If they studied history or political science, the “elite” were probably exposed to an even more slanted view of the world. They were probably taught that capitalism is evil, though it is the source of most of the wealth and innovation in the world. They never learned that Americans make up less than 5% of the world population, but earn over 60% of Nobel Prizes in Medicine. They never learned that the majority of new drugs and treatments are developed in America, and that the profit motive is an important source of that innovation. Even drugs developed in nations with socialized health care are developed with the American market in mind.
They imagine a world in which altruism motivates innovation – in health care and in other fields. But they ignore the real world, where profit is a powerful incentive.
They imagine a world without pesticides. But they ignore the fact that since DDT was banned, over a million Africans − mainly children and pregnant women − die of mosquito-borne malaria every year. They protest that DDT killed birds. But without it, millions of birds − and 119 Americans in 2015 − die of mosquito-borne West Nile disease. And now, countless babies are being born severely malformed because of the Zika virus. But will environmentalists allow DDT to be used to kill the mosquitos that carry the virus? Don’t bet on it. Secular fanatics get a better press than religious fanatics, but they can do even more damage – as witness Hitler, Stalin, and Mao.
They imagine a world in which their policies never have harmful effects, because they mean well. To them, good motives are all-important, while actual results are irrelevant and boring.

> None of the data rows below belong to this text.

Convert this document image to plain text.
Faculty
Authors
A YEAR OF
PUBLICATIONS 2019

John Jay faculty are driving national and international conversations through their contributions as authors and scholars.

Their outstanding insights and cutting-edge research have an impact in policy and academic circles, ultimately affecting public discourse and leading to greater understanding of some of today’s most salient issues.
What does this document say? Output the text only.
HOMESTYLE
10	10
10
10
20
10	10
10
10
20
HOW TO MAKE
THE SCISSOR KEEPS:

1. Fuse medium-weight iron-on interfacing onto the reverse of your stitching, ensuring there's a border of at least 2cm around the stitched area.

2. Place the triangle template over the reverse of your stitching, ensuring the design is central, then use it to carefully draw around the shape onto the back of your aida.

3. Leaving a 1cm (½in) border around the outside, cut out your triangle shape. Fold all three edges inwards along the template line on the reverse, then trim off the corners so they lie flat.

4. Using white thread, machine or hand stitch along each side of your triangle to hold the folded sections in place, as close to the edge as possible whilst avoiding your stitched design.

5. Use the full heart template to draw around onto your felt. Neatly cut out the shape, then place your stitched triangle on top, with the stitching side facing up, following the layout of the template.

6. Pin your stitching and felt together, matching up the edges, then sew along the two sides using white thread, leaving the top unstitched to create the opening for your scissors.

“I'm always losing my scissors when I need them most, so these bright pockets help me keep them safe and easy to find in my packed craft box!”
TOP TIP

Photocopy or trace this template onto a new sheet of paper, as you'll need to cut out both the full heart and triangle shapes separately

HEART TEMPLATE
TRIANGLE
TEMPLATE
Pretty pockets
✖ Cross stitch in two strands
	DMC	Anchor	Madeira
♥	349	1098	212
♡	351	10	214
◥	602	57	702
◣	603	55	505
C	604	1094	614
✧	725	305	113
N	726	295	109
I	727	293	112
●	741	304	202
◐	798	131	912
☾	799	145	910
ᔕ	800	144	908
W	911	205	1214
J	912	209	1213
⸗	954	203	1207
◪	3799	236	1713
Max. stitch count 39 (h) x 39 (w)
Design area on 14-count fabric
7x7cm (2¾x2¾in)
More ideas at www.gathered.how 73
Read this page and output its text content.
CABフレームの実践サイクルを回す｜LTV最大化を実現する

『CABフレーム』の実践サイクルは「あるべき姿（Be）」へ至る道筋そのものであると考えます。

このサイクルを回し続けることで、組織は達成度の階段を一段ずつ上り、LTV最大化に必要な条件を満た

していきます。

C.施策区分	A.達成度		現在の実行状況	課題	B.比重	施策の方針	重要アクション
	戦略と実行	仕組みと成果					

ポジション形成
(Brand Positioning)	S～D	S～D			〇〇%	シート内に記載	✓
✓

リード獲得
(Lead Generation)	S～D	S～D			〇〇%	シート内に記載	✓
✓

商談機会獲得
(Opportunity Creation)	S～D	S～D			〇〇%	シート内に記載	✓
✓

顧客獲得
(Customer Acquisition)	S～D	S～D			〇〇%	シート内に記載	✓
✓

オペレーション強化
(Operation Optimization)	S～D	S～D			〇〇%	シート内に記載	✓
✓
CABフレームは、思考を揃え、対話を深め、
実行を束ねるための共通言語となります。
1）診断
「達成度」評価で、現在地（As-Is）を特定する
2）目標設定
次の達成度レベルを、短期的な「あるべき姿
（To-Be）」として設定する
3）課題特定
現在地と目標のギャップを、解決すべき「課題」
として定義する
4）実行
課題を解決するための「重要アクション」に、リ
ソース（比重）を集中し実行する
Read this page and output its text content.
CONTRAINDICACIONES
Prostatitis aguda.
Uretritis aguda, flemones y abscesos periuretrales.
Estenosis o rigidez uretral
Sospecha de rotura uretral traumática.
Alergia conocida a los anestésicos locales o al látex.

They imagine a “green” world, so they pass laws dictating what kind of light bulbs and toilets we can buy. They pass laws dictating fuel economy for cars, thereby requiring smaller cars. But in a crash, occupants of smaller cars are more likely to be killed or injured than occupants of larger vehicles. The “greens” forget that freedom is the most scarce and precious of all resources.
They imagine a world without poverty. But as a result, they pursue socialist policies that stifle the creation of wealth. An increasing number of children in America are growing up in homes where nobody works. What lesson does that teach young people? Can such a system survive? Does it deserve to survive?
They imagine a world without war. But as a result, they weaken our armed forces, and have judges make crucial national-security decisions. They saddle us and our children with a debt so huge that it will be impossible to fund an adequate military. Then who will defend our freedom and our values from those who hold quite different values, and who imagine a quite different world?
What can we do? As a first step, we might try remembering how it felt to choose our own light bulbs and toilets. We might try remembering how it felt to choose what our children eat for lunch. If we do that, we won’t place our lives in the hands of bureaucrats who are – at best – no smarter than we are. We will know how to vote on November 8.
And then, we won’t have to sit around reminiscing about the good old days, when we could get mammograms before the age of 50 and after the age of 70, when we could get Pap smears oftener than every three years, when we could get PSAs at all; when we could choose our own doctors; when our doctors could choose what treatments we would receive; when the government wasn’t involved in every aspect of our lives; when we weren’t subject to 2700-page laws enforced by unelected bureaucrats; when we weren’t bequeathing astronomical debt to our children and grandchildren; and when we were resolute enough to cause fear in our enemies instead of in our friends.
We won’t have to reminisce about the days when we were free. We won’t have to lament being governed by the Scarecrow. But even this is optimistic. At least the Scarecrow had straw for brains. The self-anointed geniuses who seek to rule us have brains made of a more disagreeable substance.